Ex-police employee among six held over terror plot

London arrests include three a mile from Olympic site – but authorities insist no threat to Games

Six people including a former police community support officer and a white Muslim convert were arrested in a series of raids yesterday in connection with a suspected terrorist plot against potential targets in Britain.

Three brothers, aged 18, 24 and 26, were arrested about a mile from the main Olympics site in east London but police said the planned operation was not linked to the Games or the Paralympics.

Two other men and a woman were arrested in west London. According to reports one of the men was a white Muslim convert who has appeared in a YouTube video railing against Britain's role in Afghanistan and the Royal family. Last year the same man named in reports appeared on a BBC documentary called My Brother the Islamist.

Police declined to give details on any suspected targets before the intelligence-led operation yesterday but said that an attack was not imminent.

The 24-year-old was shot with a Taser at Abbey Road, Stratford, by the Metropolitan police counter-terror command but did not need any hospital treatment, Scotland Yard said.

One of the brothers had been a police community support officer (PCSO) for more than two years until he resigned in September 2009.

"He was not deployed in a specialist or sensitive role," said a Scotland Yard spokeswoman. PCSOs do not have the full powers of warranted police officers but are often used for high-visibility patrolling.

Neighbours said the family had been living there for more than a year, and that people frequently came and went from the house wearing Muslim clothing. A blue police tent covered the door of the house yesterday.

Stephen Maguire, 23, who witnessed the operation from his bedroom overlooking the front of the house, said: "I heard the biggest bang ever and I saw a massive cloud of smoke and torches going up at the windows," he said. "It sounded like they were gunshots but they weren't."
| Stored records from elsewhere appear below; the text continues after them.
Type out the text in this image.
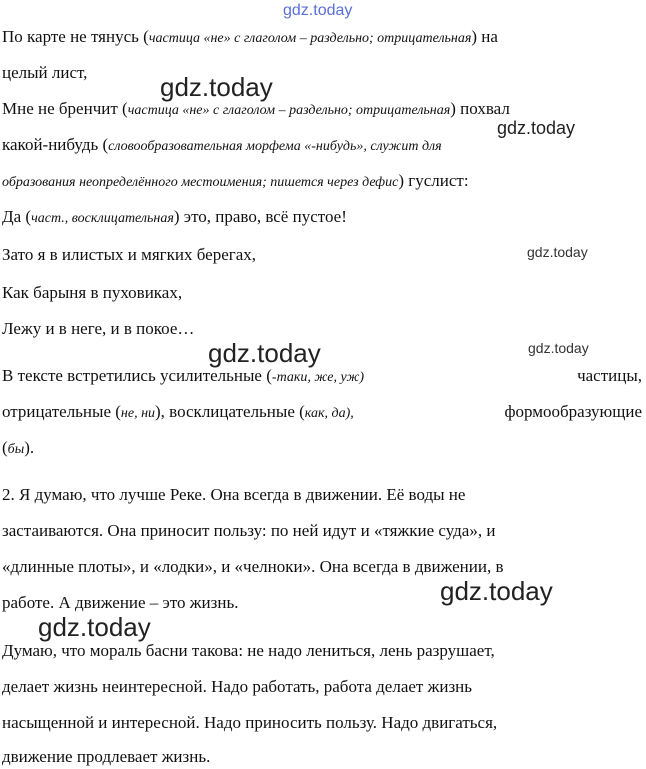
gdz.today
По карте не тянусь (частица «не» с глаголом – раздельно; отрицательная) на
целый лист,
Мне не бренчит (частица «не» с глаголом – раздельно; отрицательная) похвал
какой-нибудь (словообразовательная морфема «-нибудь», служит для
образования неопределённого местоимения; пишется через дефис) гуслист:
Да (част., восклицательная) это, право, всё пустое!
Зато я в илистых и мягких берегах,
Как барыня в пуховиках,
Лежу и в неге, и в покое…
В тексте встретились усилительные (-таки, же, уж)	частицы,
отрицательные (не, ни), восклицательные (как, да),	формообразующие
(бы).
2. Я думаю, что лучше Реке. Она всегда в движении. Её воды не
застаиваются. Она приносит пользу: по ней идут и «тяжкие суда», и
«длинные плоты», и «лодки», и «челноки». Она всегда в движении, в
работе. А движение – это жизнь.
Думаю, что мораль басни такова: не надо лениться, лень разрушает,
делает жизнь неинтересной. Надо работать, работа делает жизнь
насыщенной и интересной. Надо приносить пользу. Надо двигаться,
движение продлевает жизнь.
gdz.today
gdz.today
gdz.today
gdz.today	gdz.today
gdz.today
gdz.today
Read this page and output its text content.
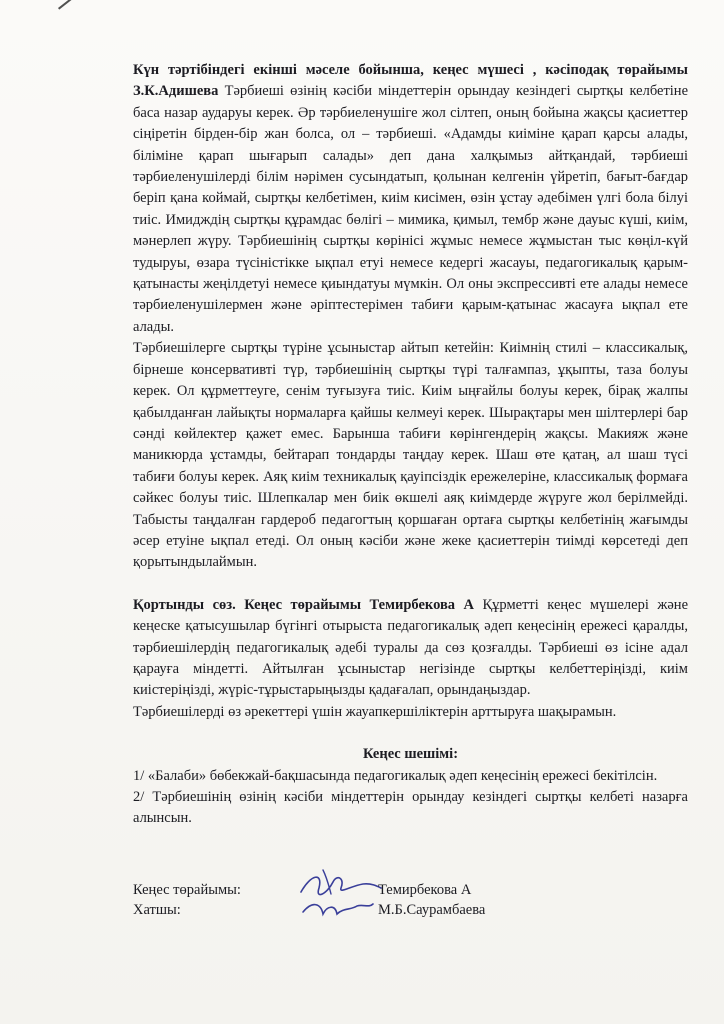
Күн тәртібіндегі екінші мәселе бойынша, кеңес мүшесі , кәсіподақ төрайымы З.К.Адишева Тәрбиеші өзінің кәсіби міндеттерін орындау кезіндегі сыртқы келбетіне баса назар аударуы керек. Әр тәрбиеленушіге жол сілтеп, оның бойына жақсы қасиеттер сіңіретін бірден-бір жан болса, ол – тәрбиеші. «Адамды киіміне қарап қарсы алады, біліміне қарап шығарып салады» деп дана халқымыз айтқандай, тәрбиеші тәрбиеленушілерді білім нәрімен сусындатып, қолынан келгенін үйретіп, бағыт-бағдар беріп қана коймай, сыртқы келбетімен, киім кисімен, өзін ұстау әдебімен үлгі бола білуі тиіс. Имидждің сыртқы құрамдас бөлігі – мимика, қимыл, тембр және дауыс күші, киім, мәнерлеп жүру. Тәрбиешінің сыртқы көрінісі жұмыс немесе жұмыстан тыс көңіл-күй тудыруы, өзара түсіністікке ықпал етуі немесе кедергі жасауы, педагогикалық қарым-қатынасты жеңілдетуі немесе қиындатуы мүмкін. Ол оны экспрессивті ете алады немесе тәрбиеленушілермен және әріптестерімен табиғи қарым-қатынас жасауға ықпал ете алады.

Тәрбиешілерге сыртқы түріне ұсыныстар айтып кетейін: Киімнің стилі – классикалық, бірнеше консервативті түр, тәрбиешінің сыртқы түрі талғампаз, ұқыпты, таза болуы керек. Ол құрметтеуге, сенім туғызуға тиіс. Киім ыңғайлы болуы керек, бірақ жалпы қабылданған лайықты нормаларға қайшы келмеуі керек. Шырақтары мен шілтерлері бар сәнді көйлектер қажет емес. Барынша табиғи көрінгендерің жақсы. Макияж және маникюрда ұстамды, бейтарап тондарды таңдау керек. Шаш өте қатаң, ал шаш түсі табиғи болуы керек. Аяқ киім техникалық қауіпсіздік ережелеріне, классикалық формаға сәйкес болуы тиіс. Шлепкалар мен биік өкшелі аяқ киімдерде жүруге жол берілмейді. Табысты таңдалған гардероб педагогтың қоршаған ортаға сыртқы келбетінің жағымды әсер етуіне ықпал етеді. Ол оның кәсіби және жеке қасиеттерін тиімді көрсетеді деп қорытындылаймын.

Қортынды сөз. Кеңес төрайымы Темирбекова А Құрметті кеңес мүшелері және кеңеске қатысушылар бүгінгі отырыста педагогикалық әдеп кеңесінің ережесі қаралды, тәрбиешілердің педагогикалық әдебі туралы да сөз қозғалды. Тәрбиеші өз ісіне адал қарауға міндетті. Айтылған ұсыныстар негізінде сыртқы келбеттеріңізді, киім киістеріңізді, жүріс-тұрыстарыңызды қадағалап, орындаңыздар.

Тәрбиешілерді өз әрекеттері үшін жауапкершіліктерін арттыруға шақырамын.

Кеңес шешімі:

1/ «Балаби» бөбекжай-бақшасында педагогикалық әдеп кеңесінің ережесі бекітілсін.

2/ Тәрбиешінің өзінің кәсіби міндеттерін орындау кезіндегі сыртқы келбеті назарға алынсын.

Кеңес төрайымы:	Темирбекова А
Хатшы:	М.Б.Саурамбаева
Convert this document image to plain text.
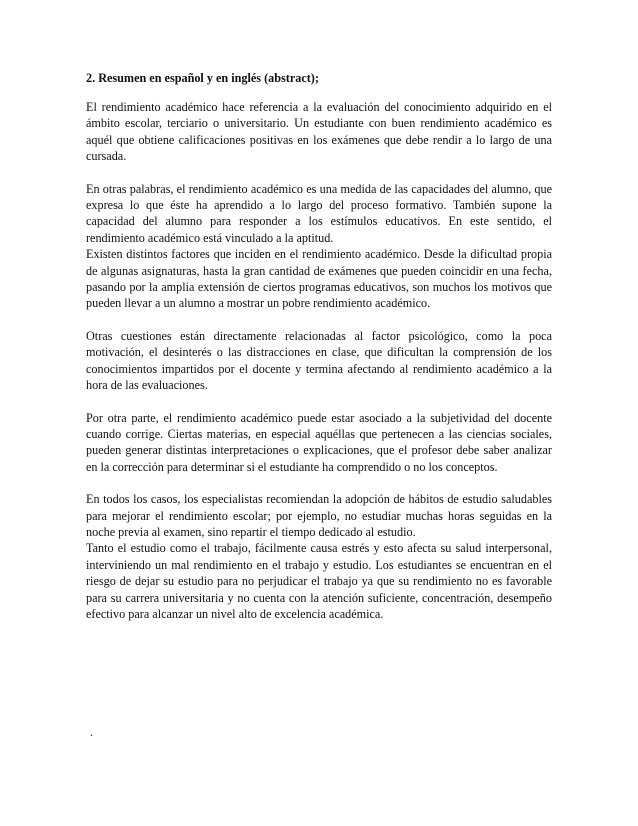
2. Resumen en español y en inglés (abstract);
El rendimiento académico hace referencia a la evaluación del conocimiento adquirido en el ámbito escolar, terciario o universitario. Un estudiante con buen rendimiento académico es aquél que obtiene calificaciones positivas en los exámenes que debe rendir a lo largo de una cursada.
En otras palabras, el rendimiento académico es una medida de las capacidades del alumno, que expresa lo que éste ha aprendido a lo largo del proceso formativo. También supone la capacidad del alumno para responder a los estímulos educativos. En este sentido, el rendimiento académico está vinculado a la aptitud.
Existen distintos factores que inciden en el rendimiento académico. Desde la dificultad propia de algunas asignaturas, hasta la gran cantidad de exámenes que pueden coincidir en una fecha, pasando por la amplia extensión de ciertos programas educativos, son muchos los motivos que pueden llevar a un alumno a mostrar un pobre rendimiento académico.
Otras cuestiones están directamente relacionadas al factor psicológico, como la poca motivación, el desinterés o las distracciones en clase, que dificultan la comprensión de los conocimientos impartidos por el docente y termina afectando al rendimiento académico a la hora de las evaluaciones.
Por otra parte, el rendimiento académico puede estar asociado a la subjetividad del docente cuando corrige. Ciertas materias, en especial aquéllas que pertenecen a las ciencias sociales, pueden generar distintas interpretaciones o explicaciones, que el profesor debe saber analizar en la corrección para determinar si el estudiante ha comprendido o no los conceptos.
En todos los casos, los especialistas recomiendan la adopción de hábitos de estudio saludables para mejorar el rendimiento escolar; por ejemplo, no estudiar muchas horas seguidas en la noche previa al examen, sino repartir el tiempo dedicado al estudio.
Tanto el estudio como el trabajo, fácilmente causa estrés y esto afecta su salud interpersonal, interviniendo un mal rendimiento en el trabajo y estudio. Los estudiantes se encuentran en el riesgo de dejar su estudio para no perjudicar el trabajo ya que su rendimiento no es favorable para su carrera universitaria y no cuenta con la atención suficiente, concentración, desempeño efectivo para alcanzar un nivel alto de excelencia académica.
.
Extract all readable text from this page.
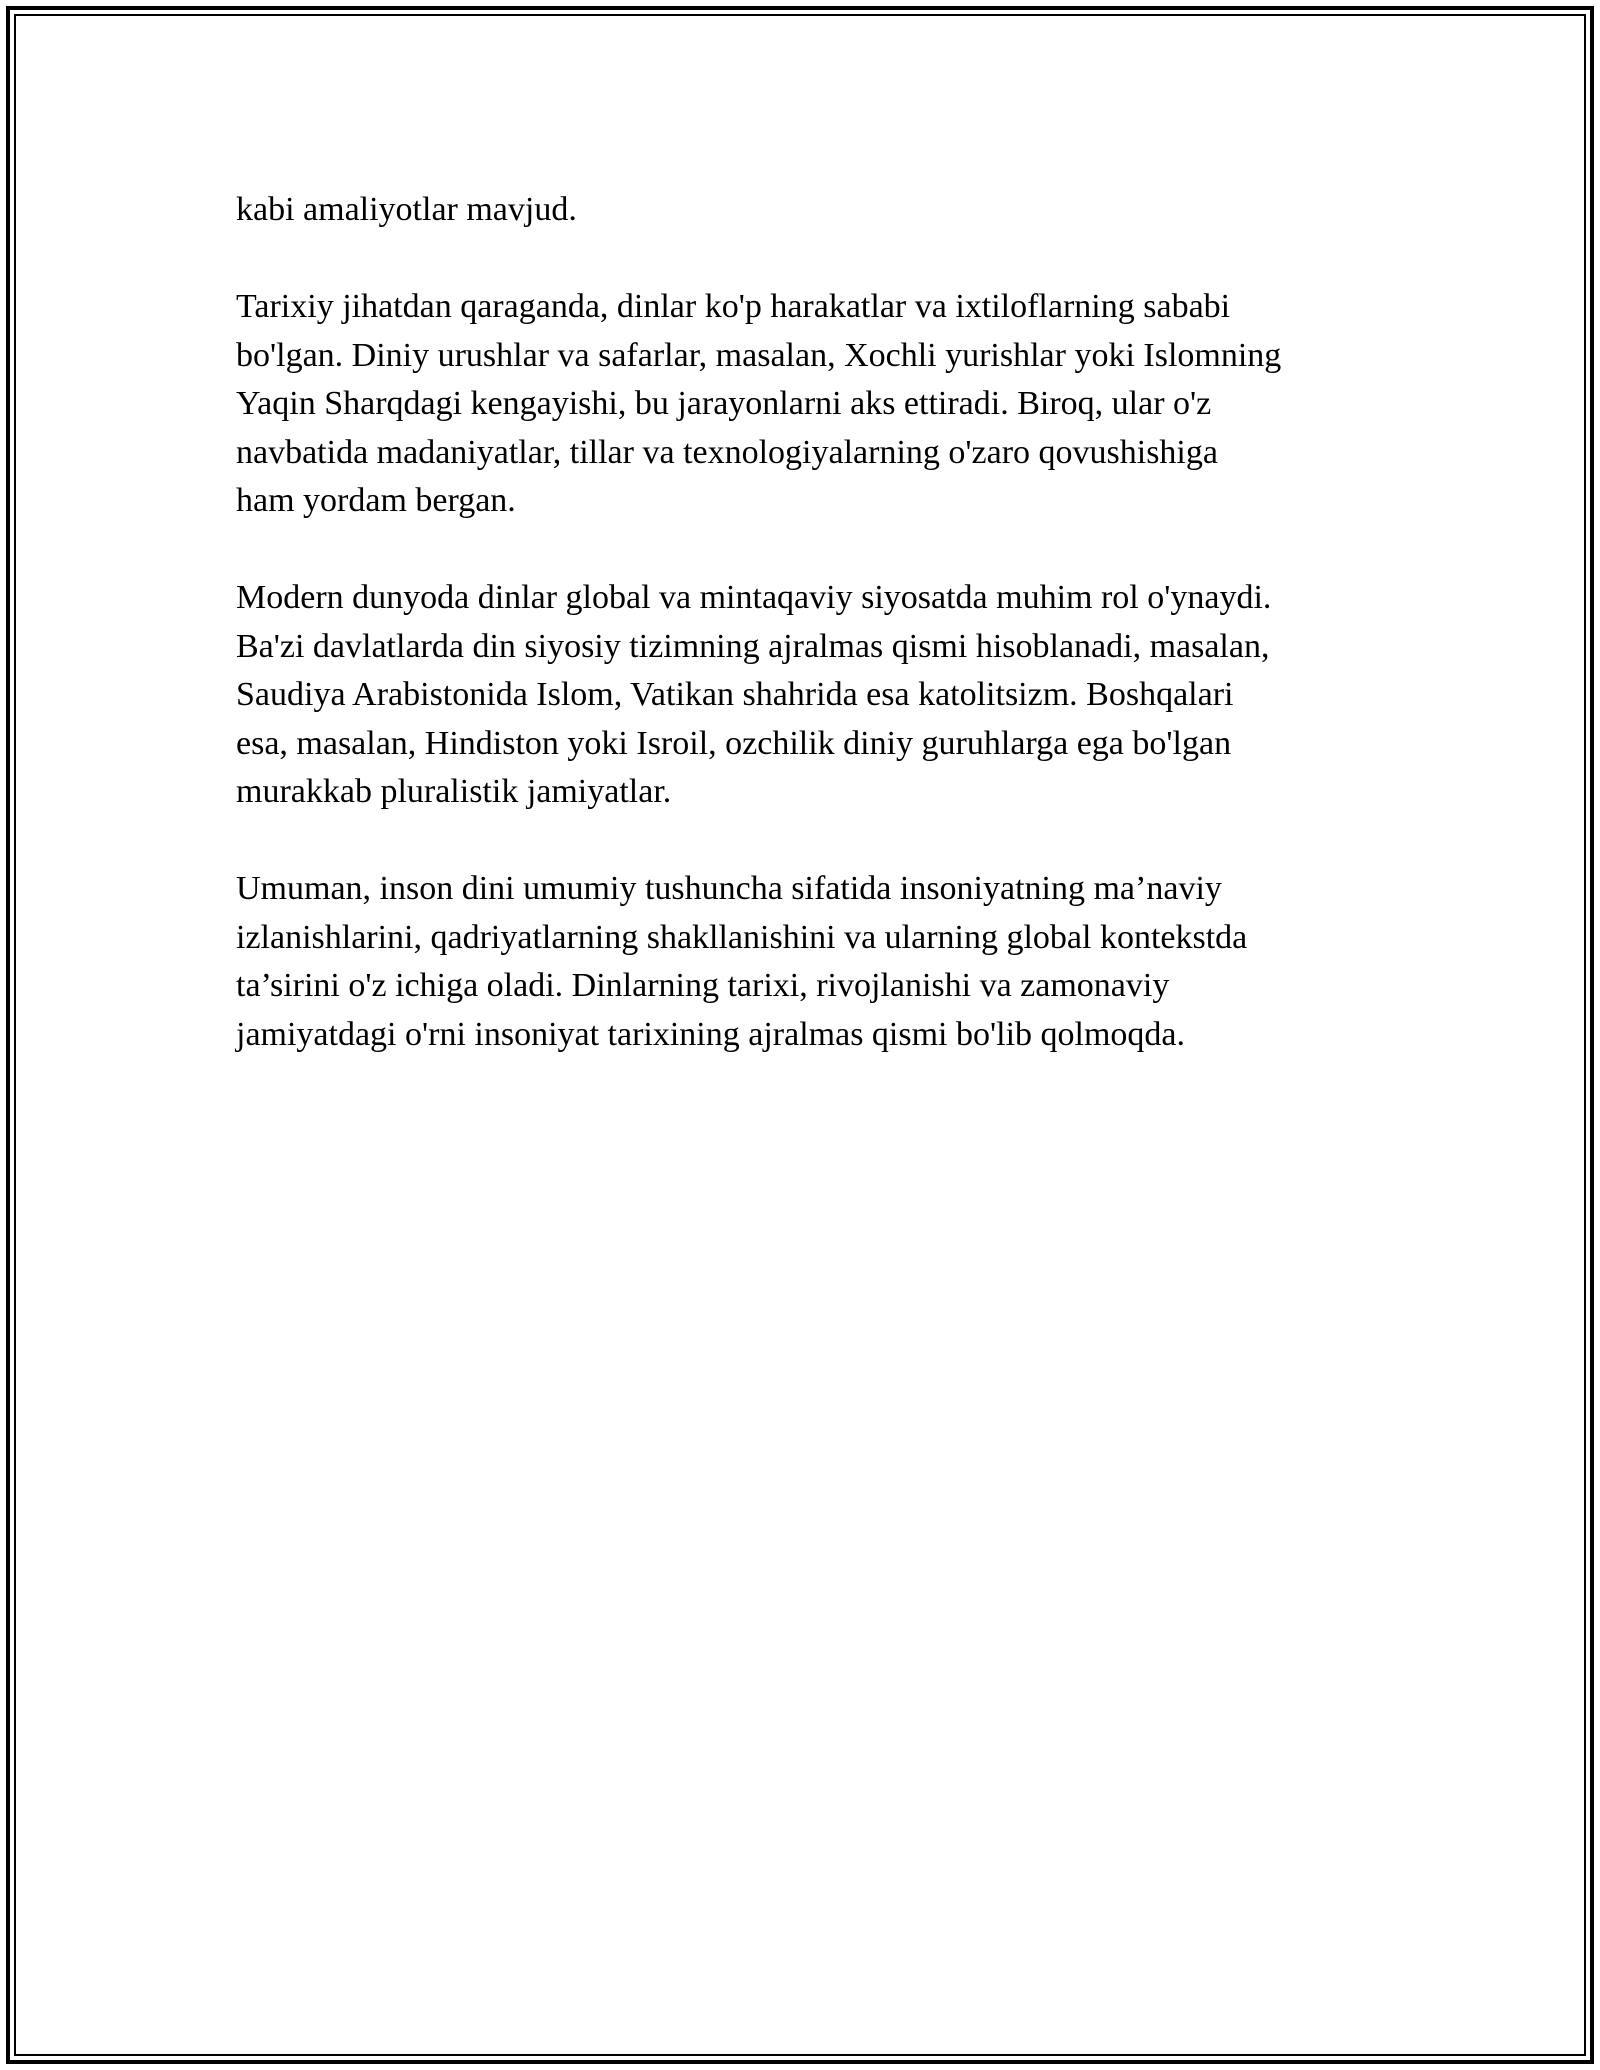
kabi amaliyotlar mavjud.

Tarixiy jihatdan qaraganda, dinlar ko'p harakatlar va ixtiloflarning sababi
bo'lgan. Diniy urushlar va safarlar, masalan, Xochli yurishlar yoki Islomning
Yaqin Sharqdagi kengayishi, bu jarayonlarni aks ettiradi. Biroq, ular o'z
navbatida madaniyatlar, tillar va texnologiyalarning o'zaro qovushishiga
ham yordam bergan.

Modern dunyoda dinlar global va mintaqaviy siyosatda muhim rol o'ynaydi.
Ba'zi davlatlarda din siyosiy tizimning ajralmas qismi hisoblanadi, masalan,
Saudiya Arabistonida Islom, Vatikan shahrida esa katolitsizm. Boshqalari
esa, masalan, Hindiston yoki Isroil, ozchilik diniy guruhlarga ega bo'lgan
murakkab pluralistik jamiyatlar.

Umuman, inson dini umumiy tushuncha sifatida insoniyatning ma’naviy
izlanishlarini, qadriyatlarning shakllanishini va ularning global kontekstda
ta’sirini o'z ichiga oladi. Dinlarning tarixi, rivojlanishi va zamonaviy
jamiyatdagi o'rni insoniyat tarixining ajralmas qismi bo'lib qolmoqda.
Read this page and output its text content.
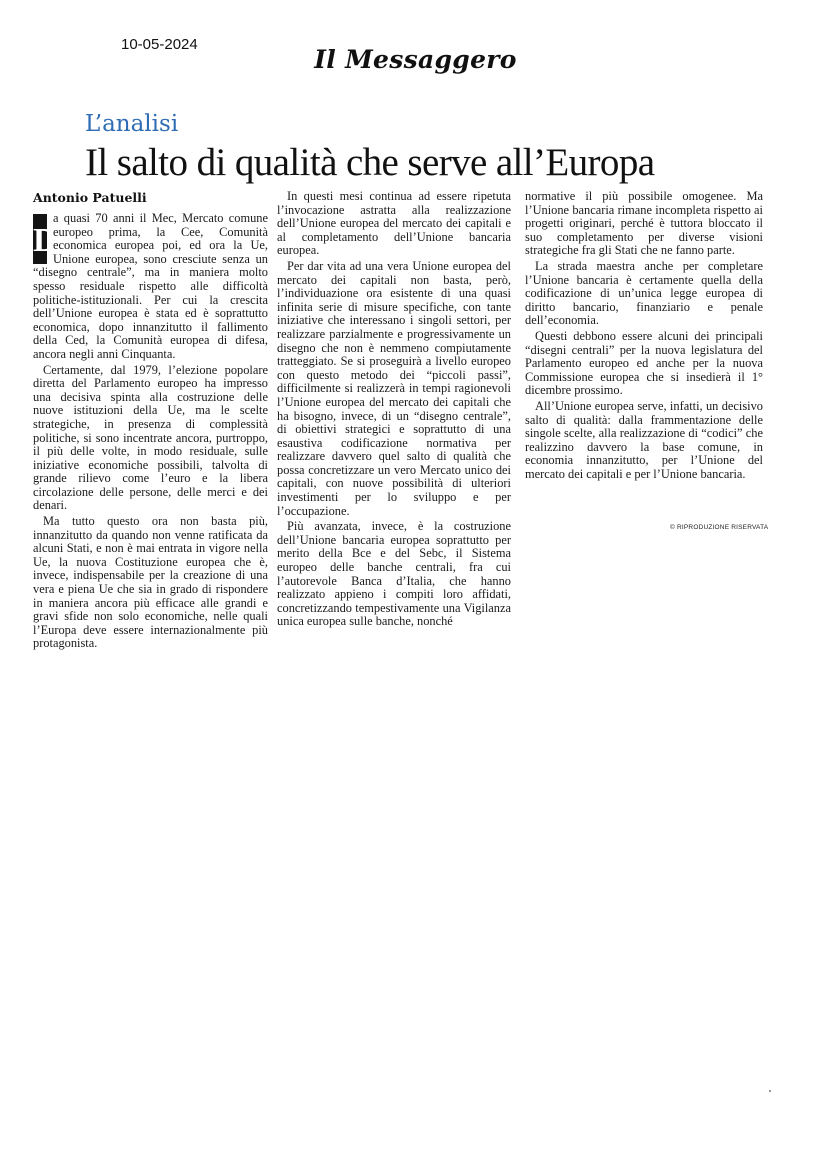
10-05-2024
Il Messaggero
L’analisi
Il salto di qualità che serve all’Europa
Antonio Patuelli

D
a quasi 70 anni il Mec, Mercato comune europeo prima, la Cee, Comunità economica europea poi, ed ora la Ue, Unione europea, sono cresciute senza un “disegno centrale”, ma in maniera molto spesso residuale rispetto alle difficoltà politiche-istituzionali. Per cui la crescita dell’Unione europea è stata ed è soprattutto economica, dopo innanzitutto il fallimento della Ced, la Comunità europea di difesa, ancora negli anni Cinquanta.

Certamente, dal 1979, l’elezione popolare diretta del Parlamento europeo ha impresso una decisiva spinta alla costruzione delle nuove istituzioni della Ue, ma le scelte strategiche, in presenza di complessità politiche, si sono incentrate ancora, purtroppo, il più delle volte, in modo residuale, sulle iniziative economiche possibili, talvolta di grande rilievo come l’euro e la libera circolazione delle persone, delle merci e dei denari.

Ma tutto questo ora non basta più, innanzitutto da quando non venne ratificata da alcuni Stati, e non è mai entrata in vigore nella Ue, la nuova Costituzione europea che è, invece, indispensabile per la creazione di una vera e piena Ue che sia in grado di rispondere in maniera ancora più efficace alle grandi e gravi sfide non solo economiche, nelle quali l’Europa deve essere internazionalmente più protagonista.

In questi mesi continua ad essere ripetuta l’invocazione astratta alla realizzazione dell’Unione europea del mercato dei capitali e al completamento dell’Unione bancaria europea.

Per dar vita ad una vera Unione europea del mercato dei capitali non basta, però, l’individuazione ora esistente di una quasi infinita serie di misure specifiche, con tante iniziative che interessano i singoli settori, per realizzare parzialmente e progressivamente un disegno che non è nemmeno compiutamente tratteggiato. Se si proseguirà a livello europeo con questo metodo dei “piccoli passi”, difficilmente si realizzerà in tempi ragionevoli l’Unione europea del mercato dei capitali che ha bisogno, invece, di un “disegno centrale”, di obiettivi strategici e soprattutto di una esaustiva codificazione normativa per realizzare davvero quel salto di qualità che possa concretizzare un vero Mercato unico dei capitali, con nuove possibilità di ulteriori investimenti per lo sviluppo e per l’occupazione.

Più avanzata, invece, è la costruzione dell’Unione bancaria europea soprattutto per merito della Bce e del Sebc, il Sistema europeo delle banche centrali, fra cui l’autorevole Banca d’Italia, che hanno realizzato appieno i compiti loro affidati, concretizzando tempestivamente una Vigilanza unica europea sulle banche, nonché

normative il più possibile omogenee. Ma l’Unione bancaria rimane incompleta rispetto ai progetti originari, perché è tuttora bloccato il suo completamento per diverse visioni strategiche fra gli Stati che ne fanno parte.

La strada maestra anche per completare l’Unione bancaria è certamente quella della codificazione di un’unica legge europea di diritto bancario, finanziario e penale dell’economia.

Questi debbono essere alcuni dei principali “disegni centrali” per la nuova legislatura del Parlamento europeo ed anche per la nuova Commissione europea che si insedierà il 1° dicembre prossimo.

All’Unione europea serve, infatti, un decisivo salto di qualità: dalla frammentazione delle singole scelte, alla realizzazione di “codici” che realizzino davvero la base comune, in economia innanzitutto, per l’Unione del mercato dei capitali e per l’Unione bancaria.

© RIPRODUZIONE RISERVATA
Another eyewitness to the Stratford raid, Mark Window, told the BBC he had been woken up by an explosion just after 4am. "I looked out my window, saw loads of mini-explosions going off still, loads of black-clad figures milling around," he said.

"One was halfway up a ladder, through a window, and you realise it's some sort of police operation going on instead of kids messing about with fireworks which is what you think when you first wake up."

Another local in Stratford , who asked not to be named, described the men as "good people".

"They are religious and they go to the mosque," she said. "They are usual Muslim young boys."

The 29-year-old man, was arrested in a street in Ealing, west London, and another man, aged 21, and a woman of 30 were arrested at homes nearby.

Searches under the Terrorism Act were being carried out at eight homes around the city and at a business premise in east London. Scotland Yard declined to state the nature of the business. All those arrested were being questioned at a police station in southeast London.

The arrests come after Jonathan Evans, the director general of the Security Service, warned last month that Britain had faced a "credible terrorist attack plot about once a year since 9/11".

"In back rooms and in cars and on the streets of this country there is no shortage of individuals talking about wanting to mount terrorist attacks here," he added. "The threat is real and remains with us today."

The threat to the UK from international terrorism is currently rated substantial – the third highest of five levels. The rating is set by the Joint Terrorism Analysis Centre.